"Pradeepkumar, Pyatalo (IE10)" <Pradeepkumar.Pyatalo@honeywell.com> writes:
> I am using PostgreSQL 7.4.3. The problem I am facing is that the size of
> pgsql/data folder keeps increasing and at a point the it takes up all the
> disk space and it freezes the system. The pg_xlog and the pg_clog folders
> are taking up most of the disk space. In the documentation, it says that I
> have to move the pg_xlog folder to some other location and create a symbolic
> link to that path from the original path. But the problem is for our
> application, we are using a 512 MB compact flash and there is no
> harddisk...
pg_xlog shouldn't grow unreasonably big unless you've somehow turned off
checkpointing. pg_clog shouldn't grow unreasonably big unless you've
neglected appropriate vacuuming procedures (see the manual). So I think
this is mostly pilot error.
It might be worth your while to reduce the size of xlog segments --- if
you have three or four 8M or 4M segments instead of three or four 16M
segments, that makes a difference when you're trying to fit in 512M.

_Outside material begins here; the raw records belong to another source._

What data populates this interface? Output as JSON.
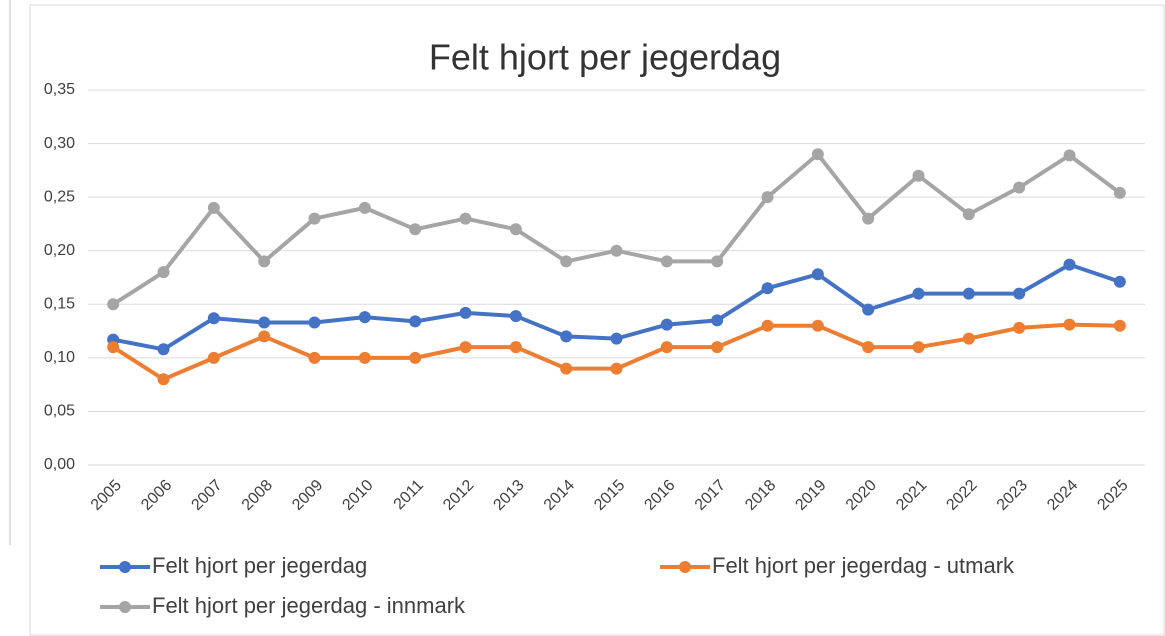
{
  "chart_data": {
    "type": "line",
    "title": "Felt hjort per jegerdag",
    "categories": [
      "2005",
      "2006",
      "2007",
      "2008",
      "2009",
      "2010",
      "2011",
      "2012",
      "2013",
      "2014",
      "2015",
      "2016",
      "2017",
      "2018",
      "2019",
      "2020",
      "2021",
      "2022",
      "2023",
      "2024",
      "2025"
    ],
    "series": [
      {
        "name": "Felt hjort per jegerdag",
        "color": "#4472c4",
        "values": [
          0.117,
          0.108,
          0.137,
          0.133,
          0.133,
          0.138,
          0.134,
          0.142,
          0.139,
          0.12,
          0.118,
          0.131,
          0.135,
          0.165,
          0.178,
          0.145,
          0.16,
          0.16,
          0.16,
          0.187,
          0.171
        ]
      },
      {
        "name": "Felt hjort per jegerdag - utmark",
        "color": "#ed7d31",
        "values": [
          0.11,
          0.08,
          0.1,
          0.12,
          0.1,
          0.1,
          0.1,
          0.11,
          0.11,
          0.09,
          0.09,
          0.11,
          0.11,
          0.13,
          0.13,
          0.11,
          0.11,
          0.118,
          0.128,
          0.131,
          0.13
        ]
      },
      {
        "name": "Felt hjort per jegerdag - innmark",
        "color": "#a5a5a5",
        "values": [
          0.15,
          0.18,
          0.24,
          0.19,
          0.23,
          0.24,
          0.22,
          0.23,
          0.22,
          0.19,
          0.2,
          0.19,
          0.19,
          0.25,
          0.29,
          0.23,
          0.27,
          0.234,
          0.259,
          0.289,
          0.254
        ]
      }
    ],
    "ylim": [
      0,
      0.35
    ],
    "yticks": [
      {
        "value": 0,
        "label": "0,00"
      },
      {
        "value": 0.05,
        "label": "0,05"
      },
      {
        "value": 0.1,
        "label": "0,10"
      },
      {
        "value": 0.15,
        "label": "0,15"
      },
      {
        "value": 0.2,
        "label": "0,20"
      },
      {
        "value": 0.25,
        "label": "0,25"
      },
      {
        "value": 0.3,
        "label": "0,30"
      },
      {
        "value": 0.35,
        "label": "0,35"
      }
    ],
    "grid": true
  }
}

It would require some fooling with the source code to make that happen
in 7.4; you should consider moving to 8.0 where there's just one
configuration #define to adjust.
In general though I wonder whether you shouldn't have picked another
database. PG isn't really designed for that sort of environment.
Aside from the fact that we aren't targeting a tiny disk footprint,
we expect to rewrite the WAL files again and again and again. What's
the write-cycles lifetime spec for your flash?